Oggi la Repubblica Democratica del Congo è attraversata da una tripla linea di frattura. La prima oppone Kabila figlio (Joseph) alle milizie ribelli. La seconda è di tipo etnico e diretta contro i tutsi del Congo. Da un parte dei ribelli si schierano Rwanda e Uganda, dalla parte di Kabila invece Zimbabwe, Angola e Namibia. L’incursione dei paesi vicini si spiega per la diffusione a macchia d’olio delle tensioni etniche, ripartite da una parte e dall’altra dalle frontiere, e per l’interesse per le ricchezze naturali del Paese.

Dagli accordi di Sun City del 2002, Joseph Kabila guida un fragile governo di coalizione, composto da quattro vicepresidenti in rappresentanza delle fazioni ribelli. L’amministrazione temporanea conta cinquanta ministri, ma Kabila dirige anche un gruppo di duecento persone che l’opposizione accusa essere un governo parallelo.

Il conflitto più sanguinoso dopo la Seconda Guerra Mondiale

La comunità internazionale vuole recuperare la sua inerzia di fronte al conflitto più sanguinoso dopo la Seconda Guerra Mondiale. L’Onu ha dispiegato in Congo la sua più importante missione di mantenimento della pace, la Monuc, con 18.600 tra soldati e poliziotti. L’Ue ha inviato una missione militare sotto l’egida della Germania. All’inizio dell’anno una quarantina di paesi e un centinaio di Ong si riuniscono a Bruxelles per lanciare il Piano d’azione umanitaria in favore della Repubblica Democratica del Congo.
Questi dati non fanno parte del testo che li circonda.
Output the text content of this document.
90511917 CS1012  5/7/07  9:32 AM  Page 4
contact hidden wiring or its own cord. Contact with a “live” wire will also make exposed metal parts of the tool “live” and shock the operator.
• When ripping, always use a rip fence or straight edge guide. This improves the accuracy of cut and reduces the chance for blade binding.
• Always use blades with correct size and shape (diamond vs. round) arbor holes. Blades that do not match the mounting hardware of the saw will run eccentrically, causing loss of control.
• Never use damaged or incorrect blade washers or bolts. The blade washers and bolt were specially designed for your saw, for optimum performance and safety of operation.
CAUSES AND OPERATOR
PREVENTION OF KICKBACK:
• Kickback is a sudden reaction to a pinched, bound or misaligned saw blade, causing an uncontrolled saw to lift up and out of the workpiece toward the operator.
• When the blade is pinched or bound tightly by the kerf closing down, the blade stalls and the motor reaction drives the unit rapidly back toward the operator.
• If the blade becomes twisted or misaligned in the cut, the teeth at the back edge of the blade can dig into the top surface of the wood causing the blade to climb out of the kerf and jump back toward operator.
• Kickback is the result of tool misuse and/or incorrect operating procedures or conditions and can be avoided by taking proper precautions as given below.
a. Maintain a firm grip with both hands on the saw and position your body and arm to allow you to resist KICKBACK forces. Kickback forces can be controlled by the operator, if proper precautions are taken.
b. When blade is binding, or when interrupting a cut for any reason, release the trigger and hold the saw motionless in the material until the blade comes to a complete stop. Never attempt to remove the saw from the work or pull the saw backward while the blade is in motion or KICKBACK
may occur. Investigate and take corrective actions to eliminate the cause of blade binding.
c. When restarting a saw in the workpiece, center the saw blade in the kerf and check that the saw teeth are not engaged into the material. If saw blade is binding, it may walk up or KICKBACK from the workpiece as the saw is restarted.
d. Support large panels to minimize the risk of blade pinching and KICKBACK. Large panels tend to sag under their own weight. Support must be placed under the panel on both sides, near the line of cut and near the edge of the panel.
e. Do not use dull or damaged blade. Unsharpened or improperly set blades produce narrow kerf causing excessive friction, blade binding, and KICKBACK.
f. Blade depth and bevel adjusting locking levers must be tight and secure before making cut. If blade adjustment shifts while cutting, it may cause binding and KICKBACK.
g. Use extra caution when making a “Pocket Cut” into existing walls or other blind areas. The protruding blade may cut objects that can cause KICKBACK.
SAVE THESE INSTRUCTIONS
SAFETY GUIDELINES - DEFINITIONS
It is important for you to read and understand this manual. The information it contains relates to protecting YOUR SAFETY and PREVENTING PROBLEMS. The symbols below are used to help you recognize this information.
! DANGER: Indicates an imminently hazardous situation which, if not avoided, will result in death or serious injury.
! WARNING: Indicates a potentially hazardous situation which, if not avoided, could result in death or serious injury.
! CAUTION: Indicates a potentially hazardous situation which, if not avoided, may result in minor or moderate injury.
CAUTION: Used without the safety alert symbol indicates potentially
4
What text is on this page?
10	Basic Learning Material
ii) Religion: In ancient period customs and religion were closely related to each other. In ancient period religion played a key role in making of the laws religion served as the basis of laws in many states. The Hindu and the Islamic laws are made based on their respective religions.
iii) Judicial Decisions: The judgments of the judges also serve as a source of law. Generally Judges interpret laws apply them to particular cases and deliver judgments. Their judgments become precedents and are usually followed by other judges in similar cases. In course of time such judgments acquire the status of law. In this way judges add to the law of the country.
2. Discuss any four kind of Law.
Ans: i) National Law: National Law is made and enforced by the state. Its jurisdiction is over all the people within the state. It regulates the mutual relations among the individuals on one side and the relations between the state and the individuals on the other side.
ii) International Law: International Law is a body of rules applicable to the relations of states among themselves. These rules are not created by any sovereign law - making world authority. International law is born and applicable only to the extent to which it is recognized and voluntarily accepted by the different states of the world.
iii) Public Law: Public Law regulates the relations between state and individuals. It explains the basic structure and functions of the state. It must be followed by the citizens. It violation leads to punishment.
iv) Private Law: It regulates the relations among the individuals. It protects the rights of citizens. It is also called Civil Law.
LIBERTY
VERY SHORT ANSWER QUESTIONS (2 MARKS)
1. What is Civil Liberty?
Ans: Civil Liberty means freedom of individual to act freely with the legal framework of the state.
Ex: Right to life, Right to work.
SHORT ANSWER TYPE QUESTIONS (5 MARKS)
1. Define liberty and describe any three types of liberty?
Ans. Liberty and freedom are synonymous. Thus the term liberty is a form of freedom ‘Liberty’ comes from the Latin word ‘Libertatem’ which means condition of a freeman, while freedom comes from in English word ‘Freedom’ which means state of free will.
La raccolta di fondi avrebbe dovuto raccogliere 680 milioni di dollari per finanziare 330 progetti di Ong approvati dalle Nazioni Unite. Ma, finora, si è arrivati a soli 156 milioni. Jan Egeland, coordinatore dell'unità di emergenza umanitaria dell'Onu, ha parlato con amarezza di una «macchia sulla coscienza internazionale».

Senza attendere l’aiuto internazionale la società civile congolese si è mobilitata in vista degli scrutini. L’iscrizione alle liste elettorali è stata l’occasione, per molti congolesi, di ottenere dei documenti d’identità. Nei villaggi alcune donne si sono riunite per imparare dei rudimenti di lettura e scrittura e prepararsi meglio al loro dovere elettorale. E in questo Paese, dove lo Stato non adempie ai suoi doveri da più di 40 anni, la popolazione non si aspetta niente dai poteri pubblici e ha imparato ad autogestirsi. Al punto da vegliare rigorosamente affinché il principio di “congolità” sia rispettato. Ieri tre milioni di congolesi non hanno potuto votare. In nome del concetto espresso dallo spirito di questa campagna. Che ha dimenticato le questioni sociali e di sicurezza per focalizzarsi sull’identità.

La parola “Congo” è qui utilizzata per “Repubblica Democratica del Congo”, ex “Zaire”. Da non confondere con la vicina “Repubblica del Congo” o “Congo-Brazaville”.